A Holleischen, ces deux kommandos extérieurs de Flossenbürg faisaient partie d’un grand complexe de fabrication d’armement. L’entreprise berlinoise « Waffen und Munitionsfabriken SA » reprit, peu après l’annexion des Sudètes au Reich en octobre 1938, les emplacements d’une verrerie abandonnée à Holleischen, et y construisit une usine de munitions (Usine n°1) pour l’aviation. A ce qui était connu en 1941 comme l’usine d’armement « Metallwerke Holleischen Gmbh », s’ajouta un nouveau bâtiment (Usine n°2), construit dans un morceau de forêt à l’écart de la bourgade, et un casernement pour les ouvriers et employés allemands, qui au plus fort de sa capacité a du accueillir environ 1000 locataires. Pour la construction du casernement dès 1941, un camp de travail fut construit surtout pour environ pour 700 Tchèques qui étaient au travail forcé dans la fabrique de munitions. Le 31 juin 1941, les 360 premiers prisonniers de guerre Français furent transférés du stalag XIII B de Weiden à Holleischen. Suivirent des prisonniers de guerre Russes, mis dans un camp spécial pour le travail forcé dans l’industrie de l’armement. Le nombre total de travailleurs dans les deux usines sera estimé jusqu’à la fin de la guerre à environ 80001.
Dans les documents probants sauvegardés émanant de la Kommandantur du camp de Flossenbürg concernant la « Metallwerke Holleischen GmbH », le kommando d’Holleischen apparaît pour la 1ère fois le 15 avril 1944 avec un nombre de 195 femmes détenues.
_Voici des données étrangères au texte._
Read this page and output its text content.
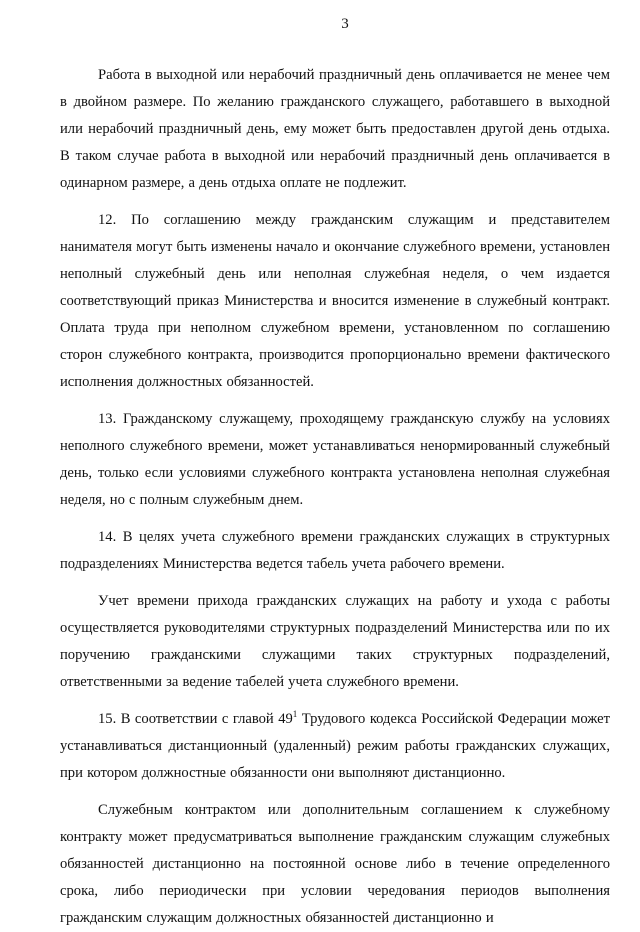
3

Работа в выходной или нерабочий праздничный день оплачивается не менее чем в двойном размере. По желанию гражданского служащего, работавшего в выходной или нерабочий праздничный день, ему может быть предоставлен другой день отдыха. В таком случае работа в выходной или нерабочий праздничный день оплачивается в одинарном размере, а день отдыха оплате не подлежит.

12. По соглашению между гражданским служащим и представителем нанимателя могут быть изменены начало и окончание служебного времени, установлен неполный служебный день или неполная служебная неделя, о чем издается соответствующий приказ Министерства и вносится изменение в служебный контракт. Оплата труда при неполном служебном времени, установленном по соглашению сторон служебного контракта, производится пропорционально времени фактического исполнения должностных обязанностей.

13. Гражданскому служащему, проходящему гражданскую службу на условиях неполного служебного времени, может устанавливаться ненормированный служебный день, только если условиями служебного контракта установлена неполная служебная неделя, но с полным служебным днем.

14. В целях учета служебного времени гражданских служащих в структурных подразделениях Министерства ведется табель учета рабочего времени.

Учет времени прихода гражданских служащих на работу и ухода с работы осуществляется руководителями структурных подразделений Министерства или по их поручению гражданскими служащими таких структурных подразделений, ответственными за ведение табелей учета служебного времени.

15. В соответствии с главой $49^1$ Трудового кодекса Российской Федерации может устанавливаться дистанционный (удаленный) режим работы гражданских служащих, при котором должностные обязанности они выполняют дистанционно.

Служебным контрактом или дополнительным соглашением к служебному контракту может предусматриваться выполнение гражданским служащим служебных обязанностей дистанционно на постоянной основе либо в течение определенного срока, либо периодически при условии чередования периодов выполнения гражданским служащим должностных обязанностей дистанционно и
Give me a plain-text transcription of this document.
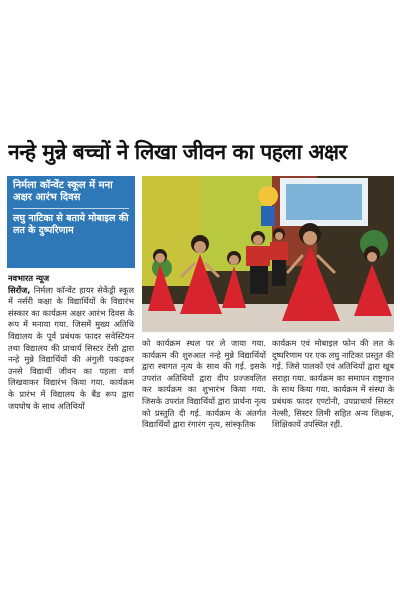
नन्हे मुन्ने बच्चों ने लिखा जीवन का पहला अक्षर
निर्मला कॉन्वेंट स्कूल में मना अक्षर आरंभ दिवस
लघु नाटिका से बताये मोबाइल की लत के दुष्परिणाम
नवभारत न्यूज
सिरोंज, निर्मला कॉन्वेंट हायर सेकेंड्री स्कूल में नर्सरी कक्षा के विद्यार्थियों के विद्यारंभ संस्कार का कार्यक्रम अक्षर आरंभ दिवस के रूप में मनाया गया. जिसमें मुख्य अतिथि विद्यालय के पूर्व प्रबंधक फादर सवेस्टियन तथा विद्यालय की प्राचार्य सिस्टर टेंसी द्वारा नन्हे मुन्ने विद्यार्थियों की अंगुली पकड़कर उनसे विद्यार्थी जीवन का पहला वर्ण लिखवाकर विद्यारंभ किया गया. कार्यक्रम के प्रारंभ में विद्यालय के बैंड रूप द्वारा जयघोष के साथ अतिथियों
को कार्यक्रम स्थल पर ले जाया गया. कार्यक्रम की शुरुआत नन्हे मुन्ने विद्यार्थियों द्वारा स्वागत नृत्य के साथ की गई. इसके उपरांत अतिथियों द्वारा दीप प्रज्जवलित कर कार्यक्रम का शुभारंभ किया गया. जिसके उपरांत विद्यार्थियों द्वारा प्रार्थना नृत्य को प्रस्तुति दी गई. कार्यक्रम के अंतर्गत विद्यार्थियों द्वारा रंगारंग नृत्य, सांस्कृतिक
कार्यक्रम एवं मोबाइल फोन की लत के दुष्परिणाम पर एक लघु नाटिका प्रस्तुत की गई. जिसे पालकों एवं अतिथियों द्वारा खूब सराहा गया. कार्यक्रम का समापन राष्ट्रगान के साथ किया गया. कार्यक्रम में संस्था के प्रबंधक फादर एण्टोनी, उपप्राचार्य सिस्टर नेल्सी, सिस्टर लिमी सहित अन्य शिक्षक, शिक्षिकायें उपस्थित रहीं.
Le camp des hommes sera mentionné pour la 1ère fois le 11 août 1944, avec un effectif de 200 détenus dans une relation de voyage du plus haut chef de la SS et de la police pour la Bohême et la Moravie, le Général de corps d’armée SS, Karl Hermann Frank, dans le cadre d’une visite des kommandos extérieurs implantés dans le territoire des Sudètes.
Le kommando de femmes d’Holleischen appartenait initialement au camp de concentration de Ravensbrück, d’où les premières femmes ont été transférées en avril 1944. Bien que le kommando ait à l’origine été rattaché à Flossenbürg, il sera encore administré par le camp de Ravensbrück jusqu’au 31 août 1944.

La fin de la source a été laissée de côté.